The LATimes ran about 50 inches of not entirely awful copy on the struggle to define torture. It seems to me that if the word "torture" hadn't been misapplied to the prisoner embarassment and harassment that went on at Abu Grhaib, we wouldn't have had to endure Boxer, Kennedy et. al. at the Gonzales and Rice hearings. Plus, we'd probably be gaining better intelligence, and we wouln't have to wade through 50 inches of LATimes-speak on the subject.

Two take-aways from the article:

First, the Administration points are more solid. Most Americans agree that it's important to get information out of these creeps and most also trust our troops not to be Saddam-Masochistic in the process.

Second, the media is biased. Surprise. How else can you explain the inclusion of the following paragraph quoting a group whose home page is splashed with anti-Gonzales content, without providing any additional clarifying information?

Human Rights First, a New York group, said more than 30 detainees had died in U.S. custody in Iraq and Afghanistan, although not all under the control of intelligence officers or as a result of interrogation.
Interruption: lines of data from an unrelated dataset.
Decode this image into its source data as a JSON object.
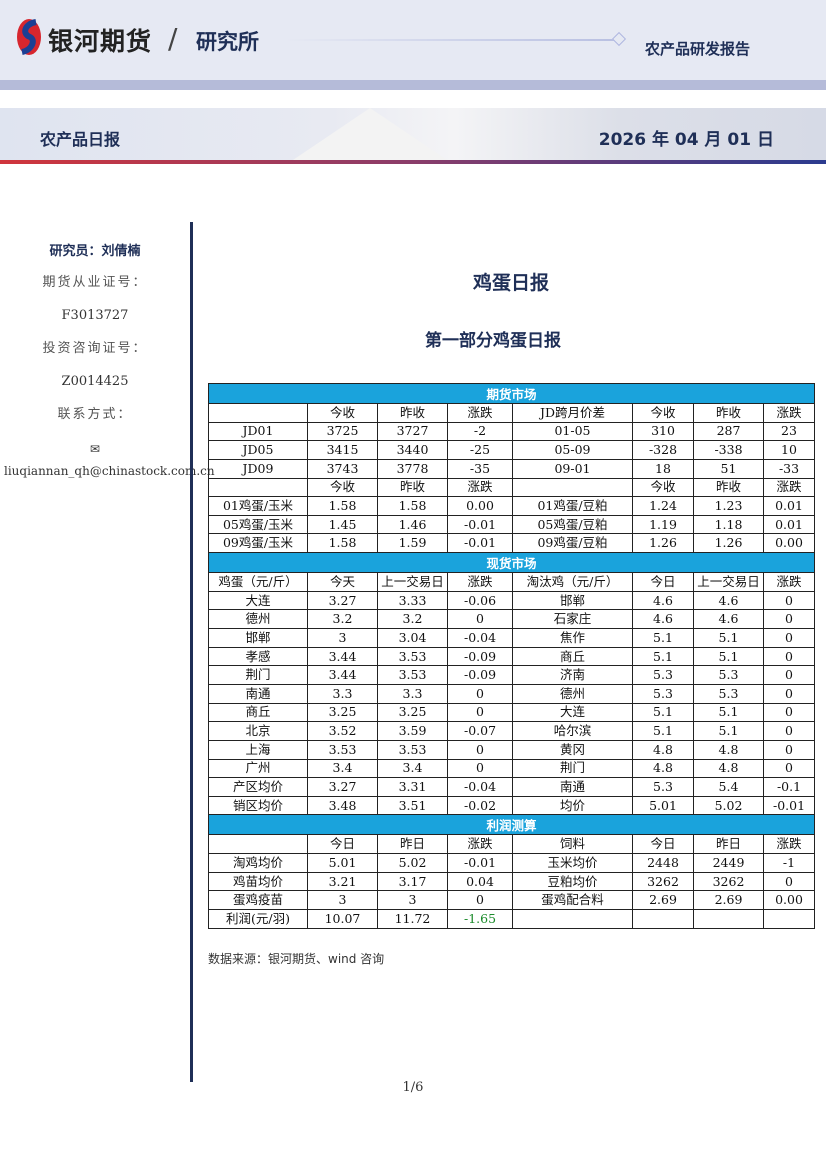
{
  "header": {
    "brand": "银河期货",
    "slash": "/",
    "institute": "研究所",
    "report_type": "农产品研发报告",
    "daily_label": "农产品日报",
    "date": "2026 年 04 月 01 日"
  },
  "sidebar": {
    "researcher": "研究员：刘倩楠",
    "license_label": "期货从业证号：",
    "license": "F3013727",
    "consult_label": "投资咨询证号：",
    "consult": "Z0014425",
    "contact_label": "联系方式：",
    "email": "✉liuqiannan_qh@chinastock.com.cn"
  },
  "main": {
    "title": "鸡蛋日报",
    "subtitle": "第一部分鸡蛋日报",
    "source": "数据来源：银河期货、wind 咨询",
    "page": "1/6"
  },
  "colors": {
    "section_header": "#1aa3dc",
    "navy": "#1f2f57",
    "positive": "#1a8a2a"
  },
  "table": {
    "sections": [
      {
        "title": "期货市场",
        "rows": [
          [
            "",
            "今收",
            "昨收",
            "涨跌",
            "JD跨月价差",
            "今收",
            "昨收",
            "涨跌"
          ],
          [
            "JD01",
            "3725",
            "3727",
            "-2",
            "01-05",
            "310",
            "287",
            "23"
          ],
          [
            "JD05",
            "3415",
            "3440",
            "-25",
            "05-09",
            "-328",
            "-338",
            "10"
          ],
          [
            "JD09",
            "3743",
            "3778",
            "-35",
            "09-01",
            "18",
            "51",
            "-33"
          ],
          [
            "",
            "今收",
            "昨收",
            "涨跌",
            "",
            "今收",
            "昨收",
            "涨跌"
          ],
          [
            "01鸡蛋/玉米",
            "1.58",
            "1.58",
            "0.00",
            "01鸡蛋/豆粕",
            "1.24",
            "1.23",
            "0.01"
          ],
          [
            "05鸡蛋/玉米",
            "1.45",
            "1.46",
            "-0.01",
            "05鸡蛋/豆粕",
            "1.19",
            "1.18",
            "0.01"
          ],
          [
            "09鸡蛋/玉米",
            "1.58",
            "1.59",
            "-0.01",
            "09鸡蛋/豆粕",
            "1.26",
            "1.26",
            "0.00"
          ]
        ]
      },
      {
        "title": "现货市场",
        "rows": [
          [
            "鸡蛋（元/斤）",
            "今天",
            "上一交易日",
            "涨跌",
            "淘汰鸡（元/斤）",
            "今日",
            "上一交易日",
            "涨跌"
          ],
          [
            "大连",
            "3.27",
            "3.33",
            "-0.06",
            "邯郸",
            "4.6",
            "4.6",
            "0"
          ],
          [
            "德州",
            "3.2",
            "3.2",
            "0",
            "石家庄",
            "4.6",
            "4.6",
            "0"
          ],
          [
            "邯郸",
            "3",
            "3.04",
            "-0.04",
            "焦作",
            "5.1",
            "5.1",
            "0"
          ],
          [
            "孝感",
            "3.44",
            "3.53",
            "-0.09",
            "商丘",
            "5.1",
            "5.1",
            "0"
          ],
          [
            "荆门",
            "3.44",
            "3.53",
            "-0.09",
            "济南",
            "5.3",
            "5.3",
            "0"
          ],
          [
            "南通",
            "3.3",
            "3.3",
            "0",
            "德州",
            "5.3",
            "5.3",
            "0"
          ],
          [
            "商丘",
            "3.25",
            "3.25",
            "0",
            "大连",
            "5.1",
            "5.1",
            "0"
          ],
          [
            "北京",
            "3.52",
            "3.59",
            "-0.07",
            "哈尔滨",
            "5.1",
            "5.1",
            "0"
          ],
          [
            "上海",
            "3.53",
            "3.53",
            "0",
            "黄冈",
            "4.8",
            "4.8",
            "0"
          ],
          [
            "广州",
            "3.4",
            "3.4",
            "0",
            "荆门",
            "4.8",
            "4.8",
            "0"
          ],
          [
            "产区均价",
            "3.27",
            "3.31",
            "-0.04",
            "南通",
            "5.3",
            "5.4",
            "-0.1"
          ],
          [
            "销区均价",
            "3.48",
            "3.51",
            "-0.02",
            "均价",
            "5.01",
            "5.02",
            "-0.01"
          ]
        ]
      },
      {
        "title": "利润测算",
        "rows": [
          [
            "",
            "今日",
            "昨日",
            "涨跌",
            "饲料",
            "今日",
            "昨日",
            "涨跌"
          ],
          [
            "淘鸡均价",
            "5.01",
            "5.02",
            "-0.01",
            "玉米均价",
            "2448",
            "2449",
            "-1"
          ],
          [
            "鸡苗均价",
            "3.21",
            "3.17",
            "0.04",
            "豆粕均价",
            "3262",
            "3262",
            "0"
          ],
          [
            "蛋鸡疫苗",
            "3",
            "3",
            "0",
            "蛋鸡配合料",
            "2.69",
            "2.69",
            "0.00"
          ],
          [
            "利润(元/羽)",
            "10.07",
            "11.72",
            "-1.65",
            "",
            "",
            "",
            ""
          ]
        ]
      }
    ]
  }
}
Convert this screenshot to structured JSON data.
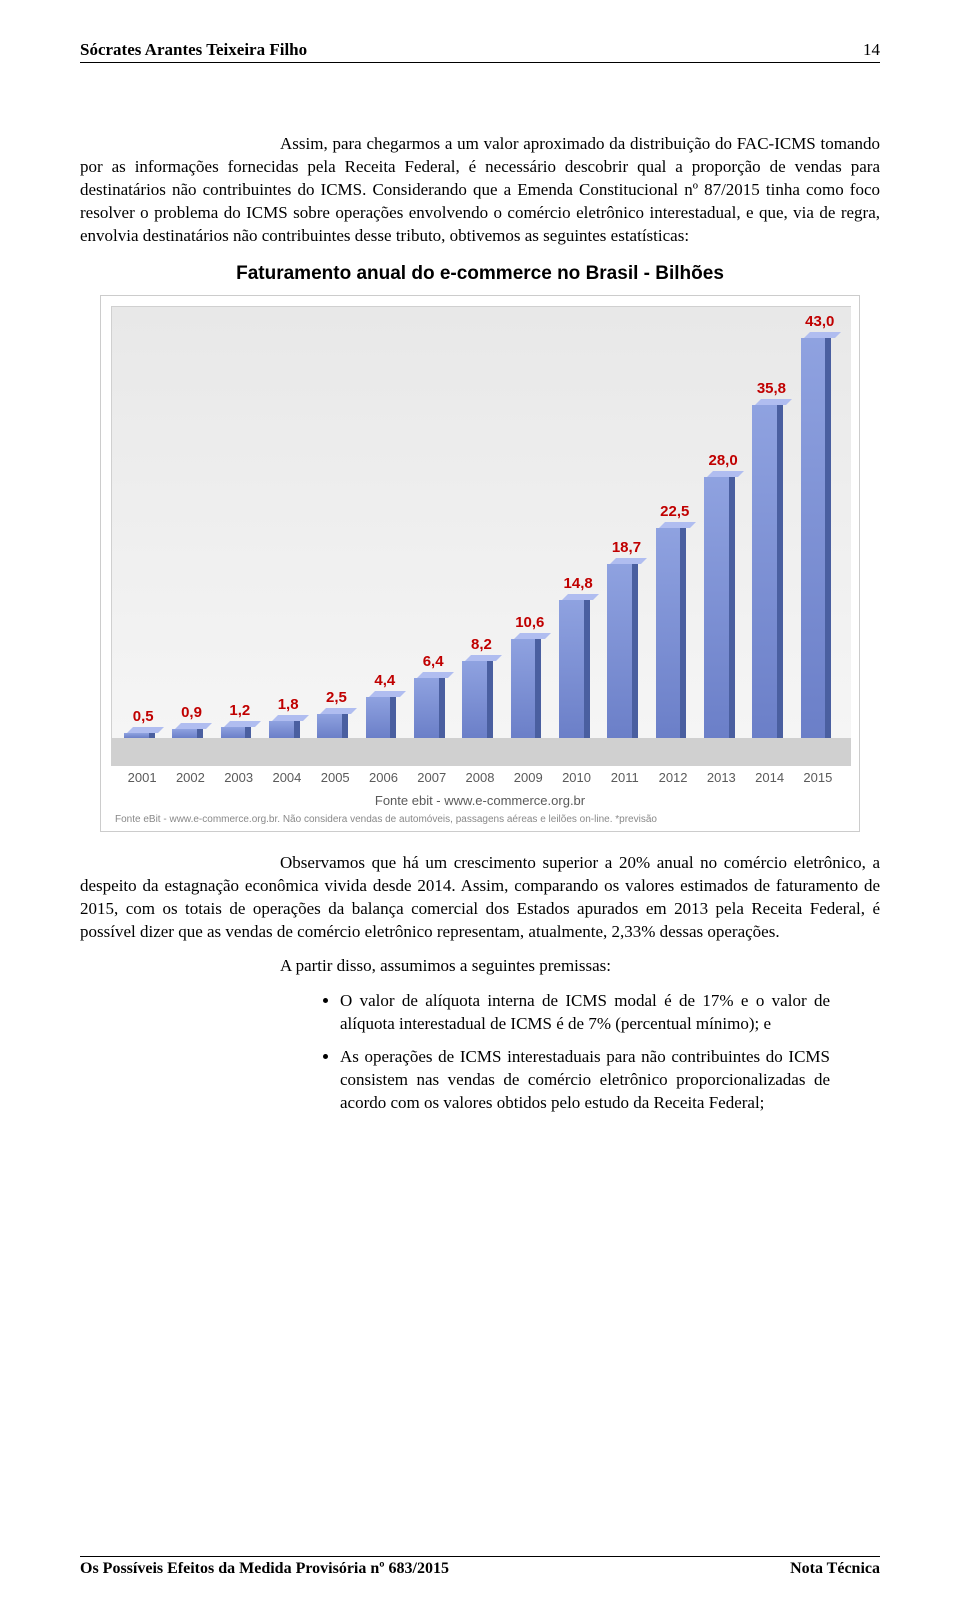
{
  "header": {
    "title": "Sócrates Arantes Teixeira Filho",
    "page": "14"
  },
  "para1": "Assim, para chegarmos a um valor aproximado da distribuição do FAC-ICMS tomando por as informações fornecidas pela Receita Federal, é necessário descobrir qual a proporção de vendas para destinatários não contribuintes do ICMS. Considerando que a Emenda Constitucional nº 87/2015 tinha como foco resolver o problema do ICMS sobre operações envolvendo o comércio eletrônico interestadual, e que, via de regra, envolvia destinatários não contribuintes desse tributo, obtivemos as seguintes estatísticas:",
  "chart": {
    "title": "Faturamento anual do e-commerce no Brasil - Bilhões",
    "years": [
      "2001",
      "2002",
      "2003",
      "2004",
      "2005",
      "2006",
      "2007",
      "2008",
      "2009",
      "2010",
      "2011",
      "2012",
      "2013",
      "2014",
      "2015"
    ],
    "values_label": [
      "0,5",
      "0,9",
      "1,2",
      "1,8",
      "2,5",
      "4,4",
      "6,4",
      "8,2",
      "10,6",
      "14,8",
      "18,7",
      "22,5",
      "28,0",
      "35,8",
      "43,0"
    ],
    "values": [
      0.5,
      0.9,
      1.2,
      1.8,
      2.5,
      4.4,
      6.4,
      8.2,
      10.6,
      14.8,
      18.7,
      22.5,
      28.0,
      35.8,
      43.0
    ],
    "max": 43.0,
    "bar_color_front_top": "#8fa2e0",
    "bar_color_front_bottom": "#6b7fc8",
    "bar_color_side": "#4a5fa0",
    "bar_color_top": "#b0bdf0",
    "label_color": "#c00000",
    "plot_bg_top": "#e8e8e8",
    "plot_bg_bottom": "#f6f6f6",
    "floor_color": "#d0d0d0",
    "source": "Fonte ebit - www.e-commerce.org.br",
    "footnote": "Fonte eBit - www.e-commerce.org.br. Não considera vendas de automóveis, passagens aéreas e leilões on-line. *previsão"
  },
  "para2": "Observamos que há um crescimento superior a 20% anual no comércio eletrônico, a despeito da estagnação econômica vivida desde 2014. Assim, comparando os valores estimados de faturamento de 2015, com os totais de operações da balança comercial dos Estados apurados em 2013 pela Receita Federal, é possível dizer que as vendas de comércio eletrônico representam, atualmente, 2,33% dessas operações.",
  "para3": "A partir disso, assumimos a seguintes premissas:",
  "bullets": [
    "O valor de alíquota interna de ICMS modal é de 17% e o valor de alíquota interestadual de ICMS é de 7% (percentual mínimo); e",
    "As operações de ICMS interestaduais para não contribuintes do ICMS consistem nas vendas de comércio eletrônico proporcionalizadas de acordo com os valores obtidos pelo estudo da Receita Federal;"
  ],
  "footer": {
    "left": "Os Possíveis Efeitos da Medida Provisória nº 683/2015",
    "right": "Nota Técnica"
  }
}
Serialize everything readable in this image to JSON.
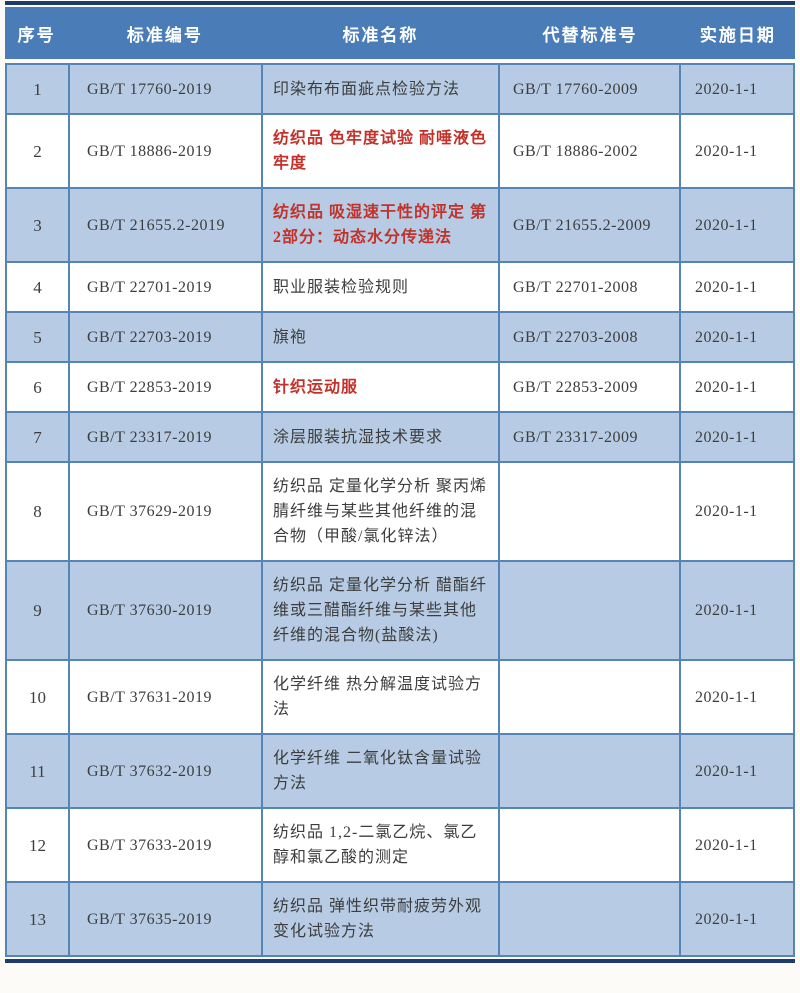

That's it. It just sits there like a stink bomb, providing no relevant facts, and the LAT doesn't help a whit, leaving unanswered all the obvious questions: Did any actually die as a result of interrogation? Did they die of injuries received in combat? At the hands of other prisoners? Old age? The croup?

There is more to be gained by looking at who was quoted here -- the sort of extreme Lefty group MSM is so attracted to -- than what they actually said.